Reproducible Workflows

  • JSON files provide complete analysis documentation
  • Version control through date stamping
  • Easy sharing and collaboration

Common Shiny App Workflows

Workflow 1: Quick Start with Defaults

  1. Upload data
  2. Select response and condition columns
  3. Accept default settings
  4. Generate JSON files

This creates valid configurations using smart defaults, perfect for initial exploration.

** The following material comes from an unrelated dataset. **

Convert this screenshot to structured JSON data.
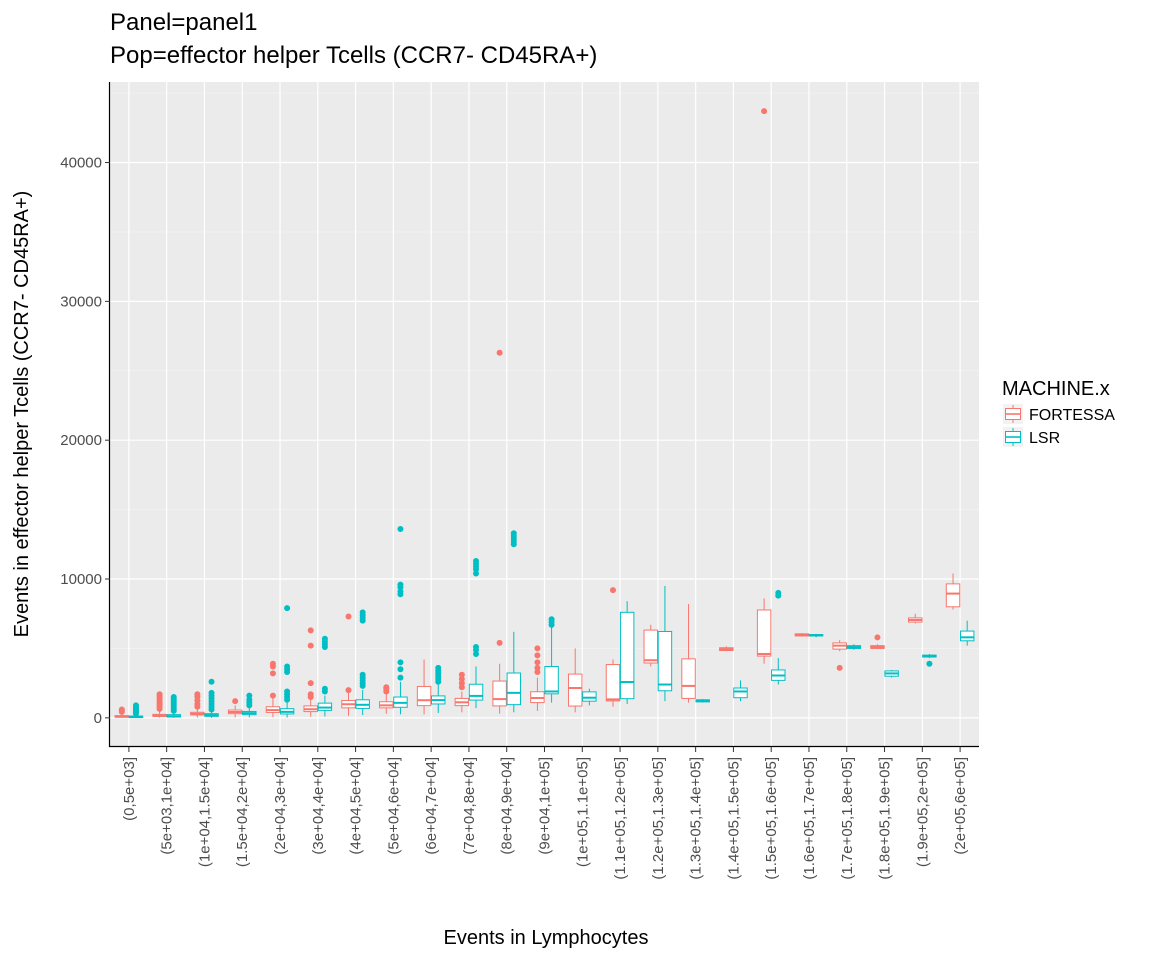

Workflow 2: Detailed Configuration

  1. Upload data and review structure
  2. Configure all RMeDesign parameters based on experimental structure
  3. Select appropriate distribution based on data type
  4. Customize power analysis parameters for specific goals
  5. Set up organized file output with custom prefixes

Workflow 3: Multiple Analyses

  1. Configure base design and model
  2. Create multiple PowerParams configurations for different scenarios:
    • Different target columns
    • Various effect sizes
    • Different simulation parameters
  3. Use filename prefixes to organize related analyses

Troubleshooting the Shiny App

Common Issues

  • App won’t start: Ensure all packages installed with source("install_packages.R")
  • Data won’t load: Check file format (CSV/RDS) and permissions
  • Distribution dropdown hidden: Fixed in v1.1 - dropdown appears when “Non-normal” selected
  • JSON validation errors: Verify all required fields completed

Best Practices

  • Start with smaller datasets for faster loading
  • Use data preview to verify column structure before configuration
  • Test configurations with example data before large datasets
  • Keep JSON files organized by project/experiment
  • Use descriptive filename prefixes for easy identification

Getting Help

  • Built-in help text provides guidance for each parameter
  • Distribution selection guide with biological examples
  • Example configurations generated automatically
  • Comprehensive error messages and notifications

Advanced Features

File Organization

The app supports systematic file organization: - Custom directory selection with browsing - Filename prefixes for project organization - Date stamping for version control - Batch download of all configurations

Integration with Package Workflow

The Shiny app seamlessly integrates with the standard RMeDPower2 workflow:

# 1. Create configurations with Shiny app
# 2. Load and verify configurations
design <- readDesign("my_study_RMeDesign_config_2024-01-15.json")
model <- readProbabilityModel("my_study_ProbabilityModel_config_2024-01-15.json")
power_params <- readPowerParams("my_study_PowerParams_config_2024-01-15.json")

# 3. Validate with diagnostic functions
diagnose_result <- diagnoseDataModel(data = your_data, design = design, model = model)

# 4. Run power analysis
power_result <- calculatePower(data = your_data, design = design, 
                               model = model, power_param = power_params)

# 5. Interpret and iterate as needed

This interactive approach makes RMeDPower2 accessible to users of all experience levels while maintaining the flexibility and power of the underlying statistical framework.